Without getting technical, Bitcoin is a form of currency (called cryptocurrency). It is “mined” by massive computers running complex algorithms. According to a Bitcoin forum5 someone trying to mine bitcoins on a home computer will mine about 0.00001406 bitcoins per week, which means it will take well over 1,000 years to mine 1 Bitcoin.
Clearly mining isn’t the way to make money.
The basic idea behind cryptocurrencies like Bitcoin is that there is no bank or government or currency backing it up. If you own a Bitcoin you own an electronic coin that you can (hypothetically) use to purchase items (although the documentary Life on Bitcoin6 shows how hard that can be).
The basic idea would be that if a Bitcoin was worth $1, you could buy a $1 drink for 1 Bitcoin. You transfer ownership of that Bitcoin to the company selling you the drink. If a Bitcoin is worth $2 you would transfer ½ a Bitcoin to buy that drink. The new owner can either spend it or save it.
People buy Bitcoins in hopes that they will go up.
For early adopters, it went well. In 2010 the highest price was 39 cents. Bitcoin hit its high price on December 17, 2017 at $19,843.11.7 If you bought 100 Bitcoins at 39 cents each and sold them on December 17, 2017 you would have made $1,984,272 ($1,984,311 minus $39 initial investment). Not bad, right?
Wait – you didn’t buy any when it was 39 cents?!? Too bad. I didn’t either.
Let’s say you wanted to buy Bitcoin starting in 2018. On January 1 it closed at $13,500. It reached a high on January 6 at $17,152. On January 22 it closed at $10,823. Will it go back above $13,500? It’s hard to say. It might, but it might drop back down to $100.
By the way, let’s say you owned one Bitcoin when it was worth $10,289.26. To buy that same $1 drink with Bitcoin you would transfer 0.000097 Bitcoins. There’s some fun math for you!
However, people aren’t buying Bitcoin to buy a $1 drink (there are few places in the world where one can do that). They are buying Bitcoins in hopes that someone else will buy them for more. It is a purely speculative investment, with far more risk than most people should take on.
Maybe I’m wrong.
Maybe you can buy one Bitcoin today at $10,832 and it will be worth $100,000 next year.
Maybe it will be worth 39 cents.
That’s what speculative investments do.
Yes, there are cryptocurrency millionaires. There are also others who have lost far more than they could afford to.
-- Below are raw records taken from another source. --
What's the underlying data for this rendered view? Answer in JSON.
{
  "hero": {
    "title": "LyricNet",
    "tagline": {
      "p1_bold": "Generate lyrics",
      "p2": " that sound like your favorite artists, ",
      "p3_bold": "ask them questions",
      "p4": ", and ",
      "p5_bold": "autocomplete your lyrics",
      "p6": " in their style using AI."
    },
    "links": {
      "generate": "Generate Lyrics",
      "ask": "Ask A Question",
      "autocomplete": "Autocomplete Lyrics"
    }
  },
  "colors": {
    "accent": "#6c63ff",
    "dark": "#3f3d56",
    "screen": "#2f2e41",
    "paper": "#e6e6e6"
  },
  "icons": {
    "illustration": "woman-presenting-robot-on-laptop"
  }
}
When people realize that there is no intrinsic value in Bitcoins they will have nothing.
Hopefully they can find comfort in their Maple Bear Beanie Baby while holding their Daryl Strawberry rookie card.
I recommend that you stick to real investments where real value is being created. Slow and steady wins the race. If you really, really want to buy Bitcoin never invest more than you can afford to lose, and speculative investments should never make up more than about 5% of your total portfolio.